How seriously? Just walk around and listen for the first person that seems to have missed the day in kindergarten when they taught the letter ‘r.’ Then walk up to them, point across the street, and say, ‘Look! There’s Bill Buckner!’

It will be the only time you see cars stop for pedestrians on Comm. Ave. And that’s only because the drivers will get out to help with the chase.

I have sat in the FleetCenter for a Celtics playoff game and been booed out of the FleetCenter after said playoff game with my Allen Iverson jersey hidden beneath a jacket. I have heard ‘Yankees Suck!’ chants at a Devil Rays-Red Sox game and been involved in a ‘BC Sucks!’ chant at a BU-Merrimack game. I have seen light posts topple and buses nearly flip over in the middle of Kenmore Square, all because the Patriots won some big football game.

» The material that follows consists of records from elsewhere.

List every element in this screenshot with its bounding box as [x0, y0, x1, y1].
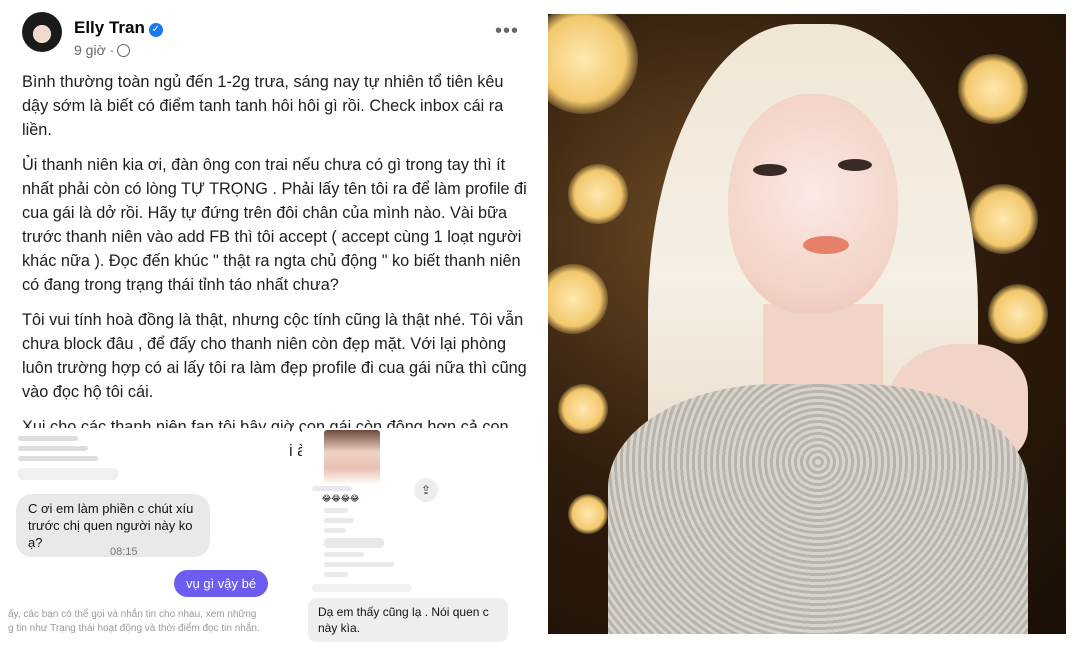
message-bubble-outgoing: vụ gì vậy bé: [174, 570, 269, 597]
lips: [803, 236, 849, 254]
chat-input-bar: [312, 584, 412, 592]
profile-thumbnail: [324, 430, 380, 485]
avatar[interactable]: [22, 12, 62, 52]
chat-line: [324, 562, 394, 567]
message-time: 08:15: [110, 546, 138, 558]
emoji-row: 😂😂😂😂: [322, 494, 360, 503]
bokeh-light: [548, 14, 638, 114]
post-meta: 9 giờ ·: [74, 42, 131, 58]
chat-line: [324, 552, 364, 557]
bokeh-light: [958, 54, 1028, 124]
post-paragraph: Bình thường toàn ngủ đến 1-2g trưa, sáng…: [22, 73, 504, 139]
bokeh-light: [988, 284, 1048, 344]
attached-screenshot-1[interactable]: C ơi em làm phiền c chút xíu trước chị q…: [0, 428, 290, 648]
post-body: Bình thường toàn ngủ đến 1-2g trưa, sáng…: [22, 70, 532, 474]
attached-screenshot-2[interactable]: ⇪ 😂😂😂😂 Dạ em thấy cũng lạ . Nói quen c n…: [302, 428, 532, 648]
bokeh-light: [548, 264, 608, 334]
chat-line: [324, 528, 346, 533]
chat-line: [312, 486, 352, 491]
post-time[interactable]: 9 giờ ·: [74, 42, 114, 58]
facebook-post: Elly Tran ✓ 9 giờ · ••• Bình thường toàn …: [0, 0, 540, 648]
bokeh-light: [968, 184, 1038, 254]
profile-info-line: [18, 436, 78, 441]
post-paragraph: Ủi thanh niên kia ơi, đàn ông con trai n…: [22, 156, 527, 294]
post-paragraph: Tôi vui tính hoà đồng là thật, nhưng cộc…: [22, 311, 527, 401]
message-bubble-incoming: Dạ em thấy cũng lạ . Nói quen c này kìa.: [308, 598, 508, 642]
chat-line: [324, 538, 384, 548]
sequin-dress: [608, 384, 1028, 634]
face: [728, 94, 898, 314]
bokeh-light: [568, 494, 608, 534]
bokeh-light: [568, 164, 628, 224]
profile-info-line: [18, 456, 98, 461]
author-name-row[interactable]: Elly Tran ✓: [74, 18, 163, 38]
share-icon[interactable]: ⇪: [414, 478, 438, 502]
chat-line: [324, 508, 348, 513]
chat-line: [324, 518, 354, 523]
eye: [838, 159, 872, 171]
bokeh-light: [558, 384, 608, 434]
verified-badge-icon: ✓: [148, 23, 163, 37]
more-icon[interactable]: •••: [495, 20, 519, 43]
eye: [753, 164, 787, 176]
profile-action-bar: [18, 468, 118, 480]
messenger-privacy-note: ấy, các bạn có thể gọi và nhắn tin cho n…: [8, 609, 260, 634]
author-name[interactable]: Elly Tran: [74, 18, 145, 37]
globe-icon: [117, 44, 131, 57]
profile-info-line: [18, 446, 88, 451]
portrait-photo: [548, 14, 1066, 634]
chat-line: [324, 572, 348, 577]
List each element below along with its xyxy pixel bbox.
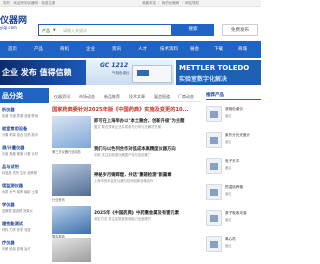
tab-new-products[interactable]: 新品推荐 (104, 94, 120, 100)
list-item[interactable]: 神秘岁月铸辉煌，共话"重磅检测"新篇章 上海市资本会在仪器与检测创新领域合作 (94, 172, 200, 184)
article-desc: 图文 联合多家企业共同参与分享行业解决方案 (94, 125, 161, 129)
thumbnail-caption[interactable]: 行业资讯 (52, 197, 65, 202)
category-sub[interactable]: 诊断 检验 影像 治疗 (2, 246, 31, 251)
nav-item[interactable]: 技术资料 (160, 46, 178, 52)
product-name[interactable]: 电子天平 (225, 159, 239, 164)
nav-item[interactable]: 资讯 (112, 46, 121, 52)
nav-item[interactable]: 企业 (86, 46, 95, 52)
logo-url: yiqi.com (0, 25, 17, 30)
news-tabs: 仪器资讯 市场动态 新品推荐 技术文章 展会报道 厂商动态 (52, 92, 200, 102)
nav-item[interactable]: 首页 (8, 46, 17, 52)
nav-item[interactable]: 商机 (60, 46, 69, 52)
search-box[interactable]: 产品 ▼ 请输入关键词 (38, 24, 172, 36)
product-name[interactable]: 恒温培养箱 (225, 185, 243, 190)
news-thumbnail[interactable] (52, 206, 91, 234)
banner-middle-sub: 气相色谱仪 (112, 71, 130, 75)
tab-news[interactable]: 仪器资讯 (54, 94, 70, 100)
news-thumbnail[interactable] (52, 116, 91, 148)
product-price: 面议 (225, 140, 232, 144)
category-sub[interactable]: 分离 称量 混合 加热 制冷 (2, 132, 38, 137)
banner-right-sub: 实验室数字化解决 (179, 76, 228, 83)
article-title[interactable]: 神秘岁月铸辉煌，共话"重磅检测"新篇章 (94, 172, 200, 178)
category-sub[interactable]: 标准品 试剂 生化 培养基 (2, 170, 37, 175)
product-name[interactable]: 紫外分光光度计 (225, 133, 250, 138)
product-price: 面议 (225, 192, 232, 196)
site-logo[interactable]: 仪器网 yiqi.com (0, 7, 40, 37)
tab-tech[interactable]: 技术文章 (129, 94, 145, 100)
article-title[interactable]: 即可在上海举办以"本土融合，创新升级"为主题 (94, 118, 200, 124)
top-links[interactable]: 收藏本站 ｜ 我的仪器网 ｜ 网站导航 (142, 1, 199, 6)
product-price: 面议 (225, 166, 232, 170)
article-desc: 测定方法 关注实验室检测能力全面提升 (94, 217, 152, 221)
ad-banner-left[interactable]: 企业 发布 值得信赖 (0, 60, 86, 85)
product-name[interactable]: 原子吸收光谱 (225, 211, 247, 216)
nav-item[interactable]: 人才 (138, 46, 147, 52)
nav-item[interactable]: 展会 (190, 46, 199, 52)
product-price: 面议 (225, 114, 232, 118)
category-sub[interactable]: 水质 大气 噪声 辐射 土壤 (2, 189, 38, 194)
article-desc: 上海市资本会在仪器与检测创新领域合作 (94, 179, 154, 183)
product-column: 推荐产品 液相色谱仪 面议 紫外分光光度计 面议 电子天平 面议 恒温培养箱 面… (206, 88, 261, 264)
product-item[interactable]: 离心机 面议 (206, 234, 261, 264)
publish-button[interactable]: 免费发布 (222, 24, 258, 36)
list-item[interactable]: 即可在上海举办以"本土融合，创新升级"为主题 图文 联合多家企业共同参与分享行业… (94, 118, 200, 130)
tab-market[interactable]: 市场动态 (79, 94, 95, 100)
nav-item[interactable]: 产品 (34, 46, 43, 52)
sidebar-title: 品分类 (2, 92, 23, 100)
chevron-down-icon: ▼ (53, 28, 56, 32)
tab-vendors[interactable]: 厂商动态 (178, 94, 194, 100)
ad-banner-middle[interactable]: GC 1212 气相色谱仪 (86, 60, 174, 85)
product-image[interactable] (206, 184, 222, 200)
article-title[interactable]: 2025年《中国药典》中药重金属及有害元素 (94, 210, 200, 216)
category-sub[interactable]: 长度 角度 硬度 计数 计时 (2, 151, 38, 156)
category-sub[interactable]: 显微镜 望远镜 测量仪 (2, 208, 33, 213)
banner-right-title: METTLER TOLEDO (179, 64, 250, 72)
product-name[interactable]: 离心机 (225, 237, 236, 242)
banner-middle-title: GC 1212 (100, 62, 129, 69)
banner-left-text: 企业 发布 值得信赖 (2, 68, 72, 77)
nav-item[interactable]: 下载 (214, 46, 223, 52)
list-item[interactable]: 我们与以色列合作对低成本高精度仪器方向 中欧 关注实验室仪器国产化与应用推广 (94, 146, 200, 158)
category-sub[interactable]: 材料 力学 热学 流变 (2, 227, 31, 232)
product-column-title: 推荐产品 (206, 93, 224, 98)
welcome-text: 您好，欢迎来到仪器网 · 免费注册 (3, 1, 56, 5)
product-image[interactable] (206, 158, 222, 174)
product-image[interactable] (206, 106, 222, 122)
nav-item[interactable]: 商城 (238, 46, 247, 52)
product-image[interactable] (206, 210, 222, 226)
product-image[interactable] (206, 132, 222, 148)
article-desc: 中欧 关注实验室仪器国产化与应用推广 (94, 153, 152, 157)
thumbnail-caption[interactable]: 第三方仪器行业动态 (52, 149, 81, 154)
product-price: 面议 (225, 244, 232, 248)
news-thumbnail[interactable] (52, 164, 91, 196)
product-image[interactable] (206, 236, 222, 252)
product-price: 面议 (225, 218, 232, 222)
main-nav: 首页 产品 商机 企业 资讯 人才 技术资料 展会 下载 商城 (0, 41, 261, 58)
headline-link[interactable]: 国家药典委针对2025年版《中国药典》实施及变更的10... (52, 106, 189, 113)
product-name[interactable]: 液相色谱仪 (225, 107, 243, 112)
search-button[interactable]: 搜索 (172, 24, 214, 36)
news-center: 仪器资讯 市场动态 新品推荐 技术文章 展会报道 厂商动态 国家药典委针对202… (52, 88, 200, 264)
category-sub[interactable]: 色谱 光谱 质谱 波谱 联用 (2, 113, 38, 118)
sidebar-header: 品分类 (0, 88, 49, 103)
ad-banner-right[interactable]: METTLER TOLEDO 实验室数字化解决 (176, 60, 261, 85)
top-bar: 您好，欢迎来到仪器网 · 免费注册 收藏本站 ｜ 我的仪器网 ｜ 网站导航 (0, 0, 261, 7)
search-input[interactable]: 请输入关键词 (63, 28, 87, 34)
product-column-header: 推荐产品 (206, 90, 261, 100)
article-title[interactable]: 我们与以色列合作对低成本高精度仪器方向 (94, 146, 200, 152)
news-thumbnail[interactable] (52, 238, 91, 262)
tab-exhibition[interactable]: 展会报道 (154, 94, 170, 100)
instrument-image (132, 65, 172, 83)
search-category-select[interactable]: 产品 (42, 28, 50, 34)
category-sidebar: 品分类 析仪器 色谱 光谱 质谱 波谱 联用 验室常用设备 分离 称量 混合 加… (0, 88, 49, 264)
list-item[interactable]: 2025年《中国药典》中药重金属及有害元素 测定方法 关注实验室检测能力全面提升 (94, 210, 200, 222)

In the next few weeks, if you look out your dorm room window to the corner or Yawkey Way and Brookline Avenue; you will be able to see the hearts of every Bostonian crumble as their beloved Red Sox again fall short of the hated Yankees. Or they could make the playoffs. Stranger things have happened.

Go to Fenway Park and learn once and for all that ESPN, the Boston Globe and every baseball card you’ve ever owned don’t know how to spell the name of the best player the Red Sox have to offer.

It’s Nomah Gahciaparrah. Get it right.

The point in all of this rambling is that the sports fanatic inside you need not worry if you’re feeling like I once did that perhaps you would have been better off in State College, Pennsylvania, South Bend, Indiana or Chapel Hill, N.C.

Your sports fix will be fulfilled in your new hometown, and then some. Whether you’re screaming in Section 8, pounding your feet on ‘The Roof’ or sitting on top of the Green Monster, Boston will give you enough sports entertainment that you will have to share it with your friends.

And if you are sitting on the Green Monster and have an extra ticket, you know where to find me.